Inflation aux États-Unis : la Fed pourrait devoir relever ses taux « à court terme »
Le gouverneur de la Réserve fédérale américaine Christopher Waller a prévenu lundi que la banque centrale pourrait devoir relever ses taux d’intérêt « à court terme » si l’inflation sous-jacente reste élevée, à la veille de la publication de l’indice des prix à la consommation de juin. Ancien partisan d’une politique monétaire accommodante, M. Waller a nettement durci son discours face à la remontée de l’inflation depuis la guerre au Moyen-Orient.
Une mise en garde à la veille de la publication du CPI
La Réserve fédérale américaine (Fed) risque de devoir relever ses taux d’intérêt « à court terme » si l’inflation continue d’évoluer dans la mauvaise direction, a prévenu lundi le gouverneur Christopher Waller. La banque centrale « doit se tenir prête à resserrer sa politique monétaire pour éviter une répétition de l’épisode d’inflation de 2021-22 », a-t-il déclaré à New York, lors d’un évènement organisé par l’association d’économistes NYABE.

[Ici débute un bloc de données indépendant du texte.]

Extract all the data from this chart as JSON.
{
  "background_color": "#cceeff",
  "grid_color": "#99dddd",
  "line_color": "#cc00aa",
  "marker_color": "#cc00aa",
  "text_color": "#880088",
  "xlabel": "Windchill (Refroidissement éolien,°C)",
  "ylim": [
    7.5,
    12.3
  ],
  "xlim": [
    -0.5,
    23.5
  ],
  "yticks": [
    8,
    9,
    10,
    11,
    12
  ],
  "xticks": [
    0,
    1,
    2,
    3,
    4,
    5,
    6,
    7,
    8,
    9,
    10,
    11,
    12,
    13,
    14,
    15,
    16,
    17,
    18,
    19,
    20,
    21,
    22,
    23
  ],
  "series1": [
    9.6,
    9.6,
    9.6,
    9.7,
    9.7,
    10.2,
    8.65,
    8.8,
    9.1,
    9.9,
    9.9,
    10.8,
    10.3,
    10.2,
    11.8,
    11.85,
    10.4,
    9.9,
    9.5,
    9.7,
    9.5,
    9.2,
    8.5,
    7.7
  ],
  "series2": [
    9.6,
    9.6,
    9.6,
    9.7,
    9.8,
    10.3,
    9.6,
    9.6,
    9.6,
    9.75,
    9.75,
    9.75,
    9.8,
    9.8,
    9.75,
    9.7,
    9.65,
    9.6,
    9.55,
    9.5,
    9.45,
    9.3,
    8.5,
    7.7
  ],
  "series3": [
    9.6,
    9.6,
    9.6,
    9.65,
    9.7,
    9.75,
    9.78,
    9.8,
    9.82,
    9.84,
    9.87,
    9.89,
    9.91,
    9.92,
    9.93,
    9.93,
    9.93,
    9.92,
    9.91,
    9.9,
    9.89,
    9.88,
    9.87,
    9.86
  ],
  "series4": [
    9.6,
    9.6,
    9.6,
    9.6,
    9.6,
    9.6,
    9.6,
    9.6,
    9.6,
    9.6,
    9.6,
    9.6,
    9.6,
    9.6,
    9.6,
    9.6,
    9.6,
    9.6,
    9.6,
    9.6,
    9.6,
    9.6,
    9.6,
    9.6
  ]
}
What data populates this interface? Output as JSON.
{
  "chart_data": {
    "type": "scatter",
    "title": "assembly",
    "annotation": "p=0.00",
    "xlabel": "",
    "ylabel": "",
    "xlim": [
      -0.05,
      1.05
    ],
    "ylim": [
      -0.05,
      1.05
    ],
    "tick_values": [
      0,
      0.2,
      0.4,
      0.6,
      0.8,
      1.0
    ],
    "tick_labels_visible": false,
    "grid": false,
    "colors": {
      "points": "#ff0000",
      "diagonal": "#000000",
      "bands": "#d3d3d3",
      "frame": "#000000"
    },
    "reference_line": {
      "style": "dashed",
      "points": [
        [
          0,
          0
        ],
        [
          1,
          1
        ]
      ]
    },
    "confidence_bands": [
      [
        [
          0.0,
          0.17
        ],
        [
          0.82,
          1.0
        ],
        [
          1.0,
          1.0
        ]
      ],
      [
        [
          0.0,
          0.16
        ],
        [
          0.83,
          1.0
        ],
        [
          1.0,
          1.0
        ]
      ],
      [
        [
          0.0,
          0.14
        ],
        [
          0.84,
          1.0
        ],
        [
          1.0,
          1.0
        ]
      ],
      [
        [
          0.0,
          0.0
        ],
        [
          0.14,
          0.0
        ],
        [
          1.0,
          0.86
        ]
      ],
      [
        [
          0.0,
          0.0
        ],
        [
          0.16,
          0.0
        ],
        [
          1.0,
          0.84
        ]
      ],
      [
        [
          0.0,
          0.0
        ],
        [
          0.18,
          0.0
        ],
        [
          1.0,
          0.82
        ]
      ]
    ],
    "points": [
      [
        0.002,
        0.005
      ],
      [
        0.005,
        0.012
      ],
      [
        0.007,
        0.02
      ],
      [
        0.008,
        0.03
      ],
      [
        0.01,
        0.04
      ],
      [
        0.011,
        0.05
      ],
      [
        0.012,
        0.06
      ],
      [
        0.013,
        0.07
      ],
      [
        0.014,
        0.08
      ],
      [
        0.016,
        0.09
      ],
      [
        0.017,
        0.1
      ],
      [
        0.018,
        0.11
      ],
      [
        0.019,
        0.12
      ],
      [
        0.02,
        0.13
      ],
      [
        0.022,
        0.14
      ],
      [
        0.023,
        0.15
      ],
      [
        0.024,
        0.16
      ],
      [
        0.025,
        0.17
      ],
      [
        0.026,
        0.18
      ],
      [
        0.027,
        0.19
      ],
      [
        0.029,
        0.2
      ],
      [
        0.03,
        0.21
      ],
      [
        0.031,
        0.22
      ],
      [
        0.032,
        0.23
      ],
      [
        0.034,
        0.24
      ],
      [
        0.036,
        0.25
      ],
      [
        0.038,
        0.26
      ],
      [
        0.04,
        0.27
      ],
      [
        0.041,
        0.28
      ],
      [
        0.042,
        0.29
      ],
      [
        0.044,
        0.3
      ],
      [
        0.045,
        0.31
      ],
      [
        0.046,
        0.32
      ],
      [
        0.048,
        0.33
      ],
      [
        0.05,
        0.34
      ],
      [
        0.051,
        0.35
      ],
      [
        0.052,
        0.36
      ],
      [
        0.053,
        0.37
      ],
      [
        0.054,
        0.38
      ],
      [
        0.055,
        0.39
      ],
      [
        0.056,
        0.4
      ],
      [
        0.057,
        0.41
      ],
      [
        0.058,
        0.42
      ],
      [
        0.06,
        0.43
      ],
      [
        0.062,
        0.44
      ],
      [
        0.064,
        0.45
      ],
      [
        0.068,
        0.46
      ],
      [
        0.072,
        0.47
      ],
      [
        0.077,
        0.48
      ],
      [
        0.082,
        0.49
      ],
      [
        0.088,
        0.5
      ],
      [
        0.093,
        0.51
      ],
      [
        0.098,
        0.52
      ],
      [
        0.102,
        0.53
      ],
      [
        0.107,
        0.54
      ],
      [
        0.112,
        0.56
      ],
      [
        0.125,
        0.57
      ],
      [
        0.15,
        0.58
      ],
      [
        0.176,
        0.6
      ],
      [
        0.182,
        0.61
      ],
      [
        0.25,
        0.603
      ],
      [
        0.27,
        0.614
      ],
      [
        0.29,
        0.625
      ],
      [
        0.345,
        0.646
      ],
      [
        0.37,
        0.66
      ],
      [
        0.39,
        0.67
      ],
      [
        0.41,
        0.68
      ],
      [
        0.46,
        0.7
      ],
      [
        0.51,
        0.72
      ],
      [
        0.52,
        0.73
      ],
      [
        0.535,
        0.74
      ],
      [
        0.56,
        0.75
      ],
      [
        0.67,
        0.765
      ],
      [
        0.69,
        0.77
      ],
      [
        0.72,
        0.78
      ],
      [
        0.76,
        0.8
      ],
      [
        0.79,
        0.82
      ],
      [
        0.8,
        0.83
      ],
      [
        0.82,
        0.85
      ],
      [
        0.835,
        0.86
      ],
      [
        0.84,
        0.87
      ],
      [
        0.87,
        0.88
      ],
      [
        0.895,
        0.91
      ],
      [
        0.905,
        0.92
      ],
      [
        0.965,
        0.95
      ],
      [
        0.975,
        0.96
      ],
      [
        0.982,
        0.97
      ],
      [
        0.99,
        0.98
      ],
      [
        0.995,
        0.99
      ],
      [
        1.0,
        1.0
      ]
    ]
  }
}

« Je suis conscient de l’erreur que nous avons commise en 2021 en ne réagissant pas plus tôt face à la forte inflation que nous connaissions, et je suis déterminé à ne pas la répéter », a-t-il ajouté.
D’un profil de « colombe » à un ton plus « faucon »
M. Waller était considéré comme l’un des banquiers centraux américains les plus « colombes », c’est-à-dire plus soucieux de soutenir l’activité économique que de lutter contre l’inflation. Sa position s’est nettement rapprochée de celle des « faucons » depuis que la guerre au Moyen-Orient a fait redécoller l’inflation aux États-Unis.
L’inflation sous-jacente, principale source d’inquiétude
L’indice PCE, privilégié par la Fed pour surveiller les prix, était en hausse de 4,1% en mai, au plus haut depuis trois ans, soit le double de l’objectif visé par l’institution monétaire. L’indice des prix à la consommation (CPI) de juin doit être publié mardi et devrait marquer un ralentissement grâce au reflux des prix à la pompe sur la période. Mais M. Waller se dit particulièrement préoccupé par le niveau de l’inflation sous-jacente, qui exclut les fluctuations de prix de l’alimentation et de l’énergie.
« Si les chiffres de l’inflation sous-jacente s’avèrent à nouveau élevés cette semaine », le comité fixant les taux directeurs « devra alors envisager de resserrer sa politique monétaire à court terme », a-t-il lancé, ajoutant : « Se contenter de fixer l’inflation d’un regard sévère jusqu’à ce qu’elle fonde sous notre regard foudroyant n’est pas une option. »
Les marchés révisent leurs anticipations
Ses propos ont immédiatement fait réagir les investisseurs, plus nombreux à envisager une hausse des taux dès la prochaine réunion de politique monétaire, prévue à la fin du mois, selon l’outil de veille CME FedWatch. Une majorité penche toutefois encore pour un statu quo, qui serait le cinquième d’affilée.
Un ancien favori de Trump, finalement écarté au profit de Kevin Warsh
Gouverneur depuis 2020 – Donald Trump l’avait désigné lors de son premier mandat à la Maison Blanche -, Christopher Waller était cité comme l’un des favoris du milliardaire républicain pour succéder à Jerome Powell à la tête de la Fed. Le président américain, qui attend des taux d’intérêt plus bas, lui a finalement préféré Kevin Warsh, confirmé à la présidence de la Fed en mai.
Waller plaide pour la transparence de la Fed
M. Warsh a posé comme principe de ne donner aucune indication sur la trajectoire possible de la politique monétaire, laissant les investisseurs faire leurs propres déductions en fonction des données économiques publiées. « Depuis le temps que je suis économiste, je n’ai jamais vu la moindre théorie affirmant qu’on améliore la vie des gens ou le fonctionnement des marchés en ne leur disant pas ce qu’on pense. Surprendre les gens n’est pas une bonne idée », a estimé Christopher Waller, se présentant comme « un fervent défenseur de la transparence ».